Anthropic’s Findings and the Project Glasswing Initiative
Anthropic itself has been proactive in assessing Mythos’s capabilities. During internal testing, the company reported that the model uncovered thousands of high‑severity vulnerabilities across every major operating system and web browser. To translate this knowledge into defensive action, Anthropic launched Project Glasswing, granting early access to Mythos for twelve leading technology firms under the banner of “securing the world’s most critical software.” The initiative reflects a dual intent: to understand the offensive potential of advanced AI while simultaneously enlisting industry partners to develop counter‑measures, sharing findings, and hardening critical infrastructure before malicious actors can exploit the same insights.

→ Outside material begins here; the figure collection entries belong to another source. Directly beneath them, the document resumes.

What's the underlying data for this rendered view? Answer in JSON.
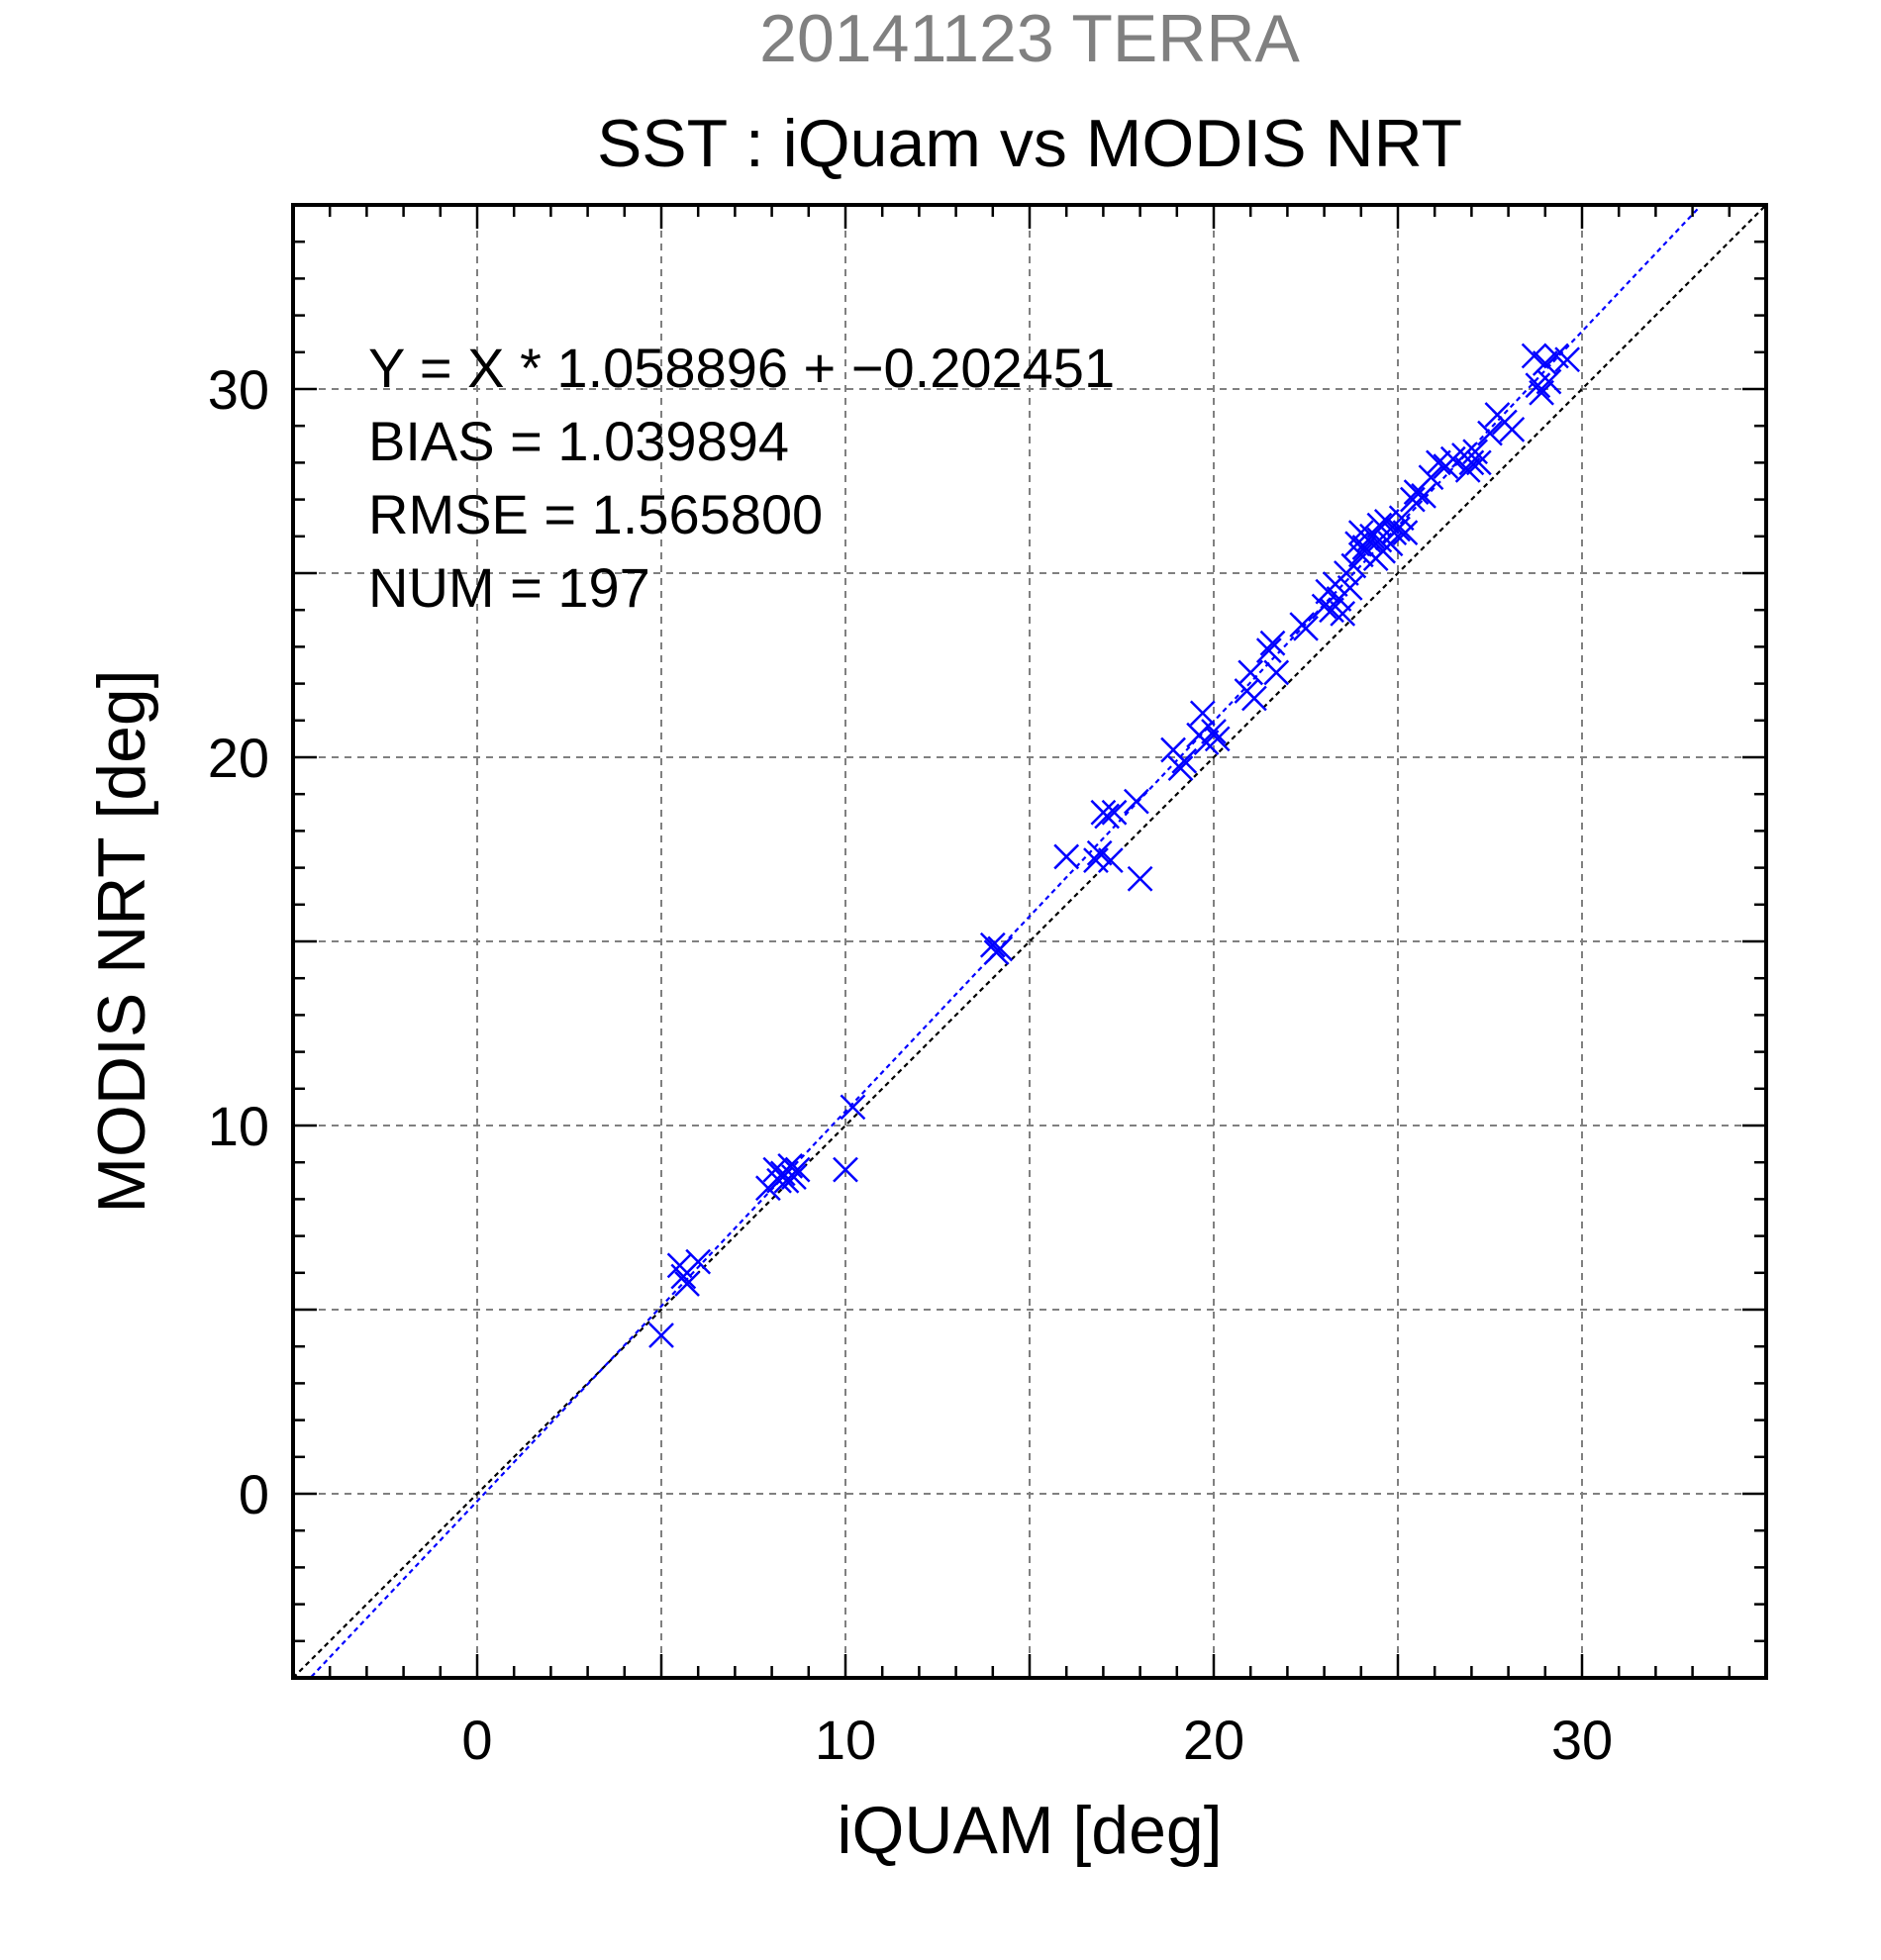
{
  "colors": {
    "data": "#0000ff",
    "identity": "#000000",
    "grid": "#808080",
    "suptitle": "#808080",
    "text": "#000000"
  },
  "icons": {
    "marker": "x-marker"
  },
  "chart_data": {
    "type": "scatter",
    "suptitle": "20141123 TERRA",
    "title": "SST : iQuam vs MODIS NRT",
    "xlabel": "iQUAM [deg]",
    "ylabel": "MODIS NRT [deg]",
    "xlim": [
      -5,
      35
    ],
    "ylim": [
      -5,
      35
    ],
    "xticks": [
      0,
      10,
      20,
      30
    ],
    "yticks": [
      0,
      10,
      20,
      30
    ],
    "xtick_labels": [
      "0",
      "10",
      "20",
      "30"
    ],
    "ytick_labels": [
      "0",
      "10",
      "20",
      "30"
    ],
    "grid": true,
    "stats": [
      "Y = X * 1.058896 + −0.202451",
      "BIAS = 1.039894",
      "RMSE = 1.565800",
      "NUM = 197"
    ],
    "fit": {
      "slope": 1.058896,
      "intercept": -0.202451
    },
    "identity_line": true,
    "series": [
      {
        "marker": "x",
        "x": [
          5.0,
          5.5,
          5.6,
          5.7,
          6.0,
          7.9,
          8.1,
          8.2,
          8.3,
          8.4,
          8.5,
          8.6,
          8.7,
          10.0,
          10.2,
          14.0,
          14.1,
          14.2,
          16.0,
          16.8,
          16.9,
          17.0,
          17.1,
          17.2,
          17.3,
          17.9,
          18.0,
          18.9,
          19.1,
          19.2,
          19.6,
          19.7,
          19.8,
          20.0,
          20.1,
          20.9,
          21.0,
          21.1,
          21.5,
          21.6,
          21.7,
          22.4,
          22.5,
          23.0,
          23.1,
          23.2,
          23.3,
          23.4,
          23.5,
          23.6,
          23.7,
          23.8,
          23.9,
          24.0,
          24.0,
          24.1,
          24.2,
          24.3,
          24.4,
          24.5,
          24.5,
          24.6,
          24.7,
          24.8,
          24.9,
          25.0,
          25.1,
          25.2,
          25.4,
          25.5,
          25.7,
          25.9,
          26.1,
          26.3,
          26.5,
          26.8,
          26.9,
          27.0,
          27.1,
          27.2,
          27.5,
          27.7,
          27.9,
          28.1,
          28.7,
          28.8,
          28.9,
          29.0,
          29.1,
          29.3,
          29.6
        ],
        "y": [
          4.3,
          6.2,
          5.9,
          5.7,
          6.3,
          8.3,
          8.8,
          8.5,
          8.7,
          8.5,
          8.9,
          8.6,
          8.8,
          8.8,
          10.5,
          14.9,
          14.7,
          14.8,
          17.3,
          17.2,
          17.4,
          18.5,
          18.4,
          17.2,
          18.5,
          18.8,
          16.7,
          20.2,
          19.7,
          19.9,
          20.6,
          21.2,
          20.4,
          20.7,
          20.5,
          21.8,
          22.3,
          21.6,
          22.9,
          23.1,
          22.3,
          23.6,
          23.5,
          24.1,
          24.5,
          24.0,
          24.7,
          24.3,
          23.9,
          25.0,
          24.6,
          25.2,
          25.8,
          25.5,
          26.1,
          25.7,
          25.9,
          26.0,
          25.4,
          25.9,
          26.3,
          25.6,
          26.4,
          25.8,
          26.1,
          26.2,
          26.5,
          26.1,
          27.0,
          27.2,
          27.1,
          27.6,
          28.0,
          27.9,
          28.1,
          28.2,
          27.8,
          28.0,
          28.3,
          28.0,
          28.8,
          29.3,
          29.1,
          28.9,
          30.9,
          30.1,
          29.9,
          30.7,
          30.2,
          30.9,
          30.8
        ]
      }
    ]
  }
}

Outlook: Shifting from Cost‑Center to Survival‑Driven IT Investment
The collective response from bank CEOs, regulators, and experts signals a paradigm shift in how IT expenditure is perceived. No longer can cybersecurity be treated as a line‑item cost centre subject to periodic budget cuts; it must be regarded as an essential investment for institutional survival. By increasing spending on advanced threat detection, zero‑trust architectures, continuous monitoring, and incident response capabilities, banks aim to close the temporal gap between vulnerability disclosure and exploitation. The ongoing government‑led panel and inter‑bank cooperation further reinforce the notion that resilience in the face of AI‑driven threats is a shared responsibility, demanding coordinated action, transparent information sharing, and a willingness to allocate resources commensurate with the evolving risk landscape.
In summary, the emergence of Anthropic’s Claude Mythos has compelled Indian banks to rethink their IT strategies, moving from routine maintenance spending to a survival‑oriented cybersecurity posture. Leadership commitments, regulatory directives, expert warnings, and collaborative governmental initiatives all point toward a future where robust, AI‑resilient defenses are not optional but imperative for the stability and continuity of the financial sector.